Both professors have years of experience studying, researching, teaching, and writing about the ancient world:
- Dr. Killgrove came to UWF Anthropology in 2012 with a background in classical archaeology (BA – University of Virginia; MA – University of North Carolina) in addition to expertise in human anatomy. Her passion lies in figuring out what the skeletal remains of the ancient Romans can tell us about their lives, which led her to get a PhD in anthropology at the University of North Carolina. Her previous research involved two cemetery sites in Imperial-era Rome (and allowed her to live and work in Rome for a year), and her current research takes her to the city of Gabii, 12 km east of Rome, which was abandoned and turned into a cemetery in the Imperial period. Dr. Killgrove will be teaching modules on Roman archaeology, architecture, and literature both on site and in Italy.

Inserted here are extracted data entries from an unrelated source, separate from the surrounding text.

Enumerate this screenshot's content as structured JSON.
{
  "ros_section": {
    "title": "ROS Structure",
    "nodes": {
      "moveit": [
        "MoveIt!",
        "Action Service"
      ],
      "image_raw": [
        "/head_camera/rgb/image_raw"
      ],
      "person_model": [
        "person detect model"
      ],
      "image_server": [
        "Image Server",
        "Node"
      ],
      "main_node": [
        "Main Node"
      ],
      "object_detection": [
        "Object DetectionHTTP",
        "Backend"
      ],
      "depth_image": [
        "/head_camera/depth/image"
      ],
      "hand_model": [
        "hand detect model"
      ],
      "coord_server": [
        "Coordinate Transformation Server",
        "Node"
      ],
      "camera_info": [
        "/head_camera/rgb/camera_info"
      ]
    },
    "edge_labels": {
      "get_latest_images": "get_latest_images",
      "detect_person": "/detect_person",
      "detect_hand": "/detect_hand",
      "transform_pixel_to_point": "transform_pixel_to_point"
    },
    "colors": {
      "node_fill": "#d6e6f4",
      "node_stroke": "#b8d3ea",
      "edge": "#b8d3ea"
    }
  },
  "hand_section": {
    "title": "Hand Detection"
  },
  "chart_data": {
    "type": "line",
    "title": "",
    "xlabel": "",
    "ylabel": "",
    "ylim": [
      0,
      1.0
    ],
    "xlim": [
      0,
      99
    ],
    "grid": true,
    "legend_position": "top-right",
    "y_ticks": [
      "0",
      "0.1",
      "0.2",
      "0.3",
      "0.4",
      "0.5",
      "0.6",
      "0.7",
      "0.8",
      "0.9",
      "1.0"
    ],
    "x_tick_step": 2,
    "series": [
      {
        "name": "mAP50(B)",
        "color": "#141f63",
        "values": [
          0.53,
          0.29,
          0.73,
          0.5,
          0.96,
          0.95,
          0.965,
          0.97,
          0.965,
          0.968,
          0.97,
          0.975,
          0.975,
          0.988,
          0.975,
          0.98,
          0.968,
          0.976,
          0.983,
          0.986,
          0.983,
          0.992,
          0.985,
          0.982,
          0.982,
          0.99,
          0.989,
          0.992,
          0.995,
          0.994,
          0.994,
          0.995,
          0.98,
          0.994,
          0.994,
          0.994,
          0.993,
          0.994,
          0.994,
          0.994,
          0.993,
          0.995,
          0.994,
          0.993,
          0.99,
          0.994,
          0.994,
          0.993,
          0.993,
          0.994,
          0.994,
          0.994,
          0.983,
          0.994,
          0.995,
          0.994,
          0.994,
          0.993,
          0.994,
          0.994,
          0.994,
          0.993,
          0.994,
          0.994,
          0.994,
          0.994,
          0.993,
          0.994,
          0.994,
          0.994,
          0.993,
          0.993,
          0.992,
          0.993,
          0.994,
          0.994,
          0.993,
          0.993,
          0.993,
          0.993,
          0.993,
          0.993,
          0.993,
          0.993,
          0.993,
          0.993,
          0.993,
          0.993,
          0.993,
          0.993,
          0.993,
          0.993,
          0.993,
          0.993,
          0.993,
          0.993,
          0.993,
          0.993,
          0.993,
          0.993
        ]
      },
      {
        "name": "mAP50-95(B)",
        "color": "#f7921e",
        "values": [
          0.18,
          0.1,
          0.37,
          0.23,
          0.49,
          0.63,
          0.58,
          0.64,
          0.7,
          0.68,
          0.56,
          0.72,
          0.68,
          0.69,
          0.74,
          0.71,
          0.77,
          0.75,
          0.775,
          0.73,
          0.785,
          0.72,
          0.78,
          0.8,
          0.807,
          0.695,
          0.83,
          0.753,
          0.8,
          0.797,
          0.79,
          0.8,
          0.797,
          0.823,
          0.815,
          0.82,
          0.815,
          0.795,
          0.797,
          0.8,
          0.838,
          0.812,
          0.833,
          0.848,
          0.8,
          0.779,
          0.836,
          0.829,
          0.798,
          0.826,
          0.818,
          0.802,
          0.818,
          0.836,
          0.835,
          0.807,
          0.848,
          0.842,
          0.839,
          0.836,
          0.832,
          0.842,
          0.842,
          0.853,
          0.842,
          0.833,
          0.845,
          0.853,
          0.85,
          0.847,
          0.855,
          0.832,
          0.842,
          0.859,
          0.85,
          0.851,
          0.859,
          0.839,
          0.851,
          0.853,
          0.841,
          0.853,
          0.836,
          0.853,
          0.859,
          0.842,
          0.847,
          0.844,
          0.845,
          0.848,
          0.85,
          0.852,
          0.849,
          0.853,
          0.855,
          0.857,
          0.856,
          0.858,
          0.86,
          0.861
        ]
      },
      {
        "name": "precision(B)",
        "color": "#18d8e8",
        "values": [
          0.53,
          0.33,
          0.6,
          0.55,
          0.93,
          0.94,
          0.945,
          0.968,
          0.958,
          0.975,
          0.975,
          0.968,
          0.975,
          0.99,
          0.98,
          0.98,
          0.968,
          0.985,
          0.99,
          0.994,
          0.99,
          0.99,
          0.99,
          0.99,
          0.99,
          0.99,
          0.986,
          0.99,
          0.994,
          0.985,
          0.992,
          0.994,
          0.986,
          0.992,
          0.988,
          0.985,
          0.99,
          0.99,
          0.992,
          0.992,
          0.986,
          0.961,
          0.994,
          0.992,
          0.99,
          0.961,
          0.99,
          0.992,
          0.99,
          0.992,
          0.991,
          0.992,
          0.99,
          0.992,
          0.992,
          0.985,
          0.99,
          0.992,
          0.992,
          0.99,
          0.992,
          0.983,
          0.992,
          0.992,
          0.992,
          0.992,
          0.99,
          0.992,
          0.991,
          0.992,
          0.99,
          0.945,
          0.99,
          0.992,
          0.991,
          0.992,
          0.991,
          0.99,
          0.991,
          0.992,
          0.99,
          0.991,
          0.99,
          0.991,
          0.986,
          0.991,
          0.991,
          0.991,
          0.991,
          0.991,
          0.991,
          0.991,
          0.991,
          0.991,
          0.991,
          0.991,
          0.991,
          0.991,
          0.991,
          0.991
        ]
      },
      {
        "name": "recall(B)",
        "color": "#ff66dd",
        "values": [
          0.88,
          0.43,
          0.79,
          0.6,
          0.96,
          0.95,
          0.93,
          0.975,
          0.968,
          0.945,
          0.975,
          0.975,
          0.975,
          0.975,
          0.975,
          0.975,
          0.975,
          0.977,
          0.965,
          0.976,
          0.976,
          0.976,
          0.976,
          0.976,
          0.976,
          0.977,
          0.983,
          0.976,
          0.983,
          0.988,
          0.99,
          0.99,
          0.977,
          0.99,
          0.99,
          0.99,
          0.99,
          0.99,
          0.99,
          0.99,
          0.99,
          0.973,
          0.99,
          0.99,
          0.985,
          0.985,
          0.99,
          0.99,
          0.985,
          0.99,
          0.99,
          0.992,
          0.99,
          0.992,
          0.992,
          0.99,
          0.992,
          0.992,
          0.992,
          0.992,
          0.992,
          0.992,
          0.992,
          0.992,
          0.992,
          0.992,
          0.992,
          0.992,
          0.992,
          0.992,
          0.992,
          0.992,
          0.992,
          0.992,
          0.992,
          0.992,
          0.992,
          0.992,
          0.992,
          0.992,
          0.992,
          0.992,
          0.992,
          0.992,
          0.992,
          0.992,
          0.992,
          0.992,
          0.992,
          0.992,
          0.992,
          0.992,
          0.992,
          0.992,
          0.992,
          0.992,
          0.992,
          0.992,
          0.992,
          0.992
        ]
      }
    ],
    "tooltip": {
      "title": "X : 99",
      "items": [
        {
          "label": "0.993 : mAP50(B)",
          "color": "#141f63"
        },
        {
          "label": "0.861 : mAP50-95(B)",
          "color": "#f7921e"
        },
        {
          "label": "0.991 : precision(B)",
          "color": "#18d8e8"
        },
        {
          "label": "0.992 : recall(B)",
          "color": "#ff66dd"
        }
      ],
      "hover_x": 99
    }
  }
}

- Dr. Champagne has taught at UWF since 2008 in the Department of History. She teaches courses on European history before the modern era. While her own research centers on 12th-century Rome, she has taught a class on ancient Roman history, Rome and the Mediterranean World, for several semesters, and it has been wildly popular each time! Dr. Champagne favors bringing history into the classroom through material evidence and teaching on site whenever possible. In March 2014, she and Dr. Killgrove collaborated with students in the Roman history class to produce A Day in Ancient Rome, with presentations and interactive exhibits all day, including authentic ancient Roman food. Since teaching on site in Paris in 2003, Dr. Champagne has planned to eventually bring students abroad again; in summer 2015, she and Dr. Killgrove will officially inaugurate the UWF in Rome program. Dr. Champagne will be teaching modules on Roman history, literature, and art both on site and in Italy.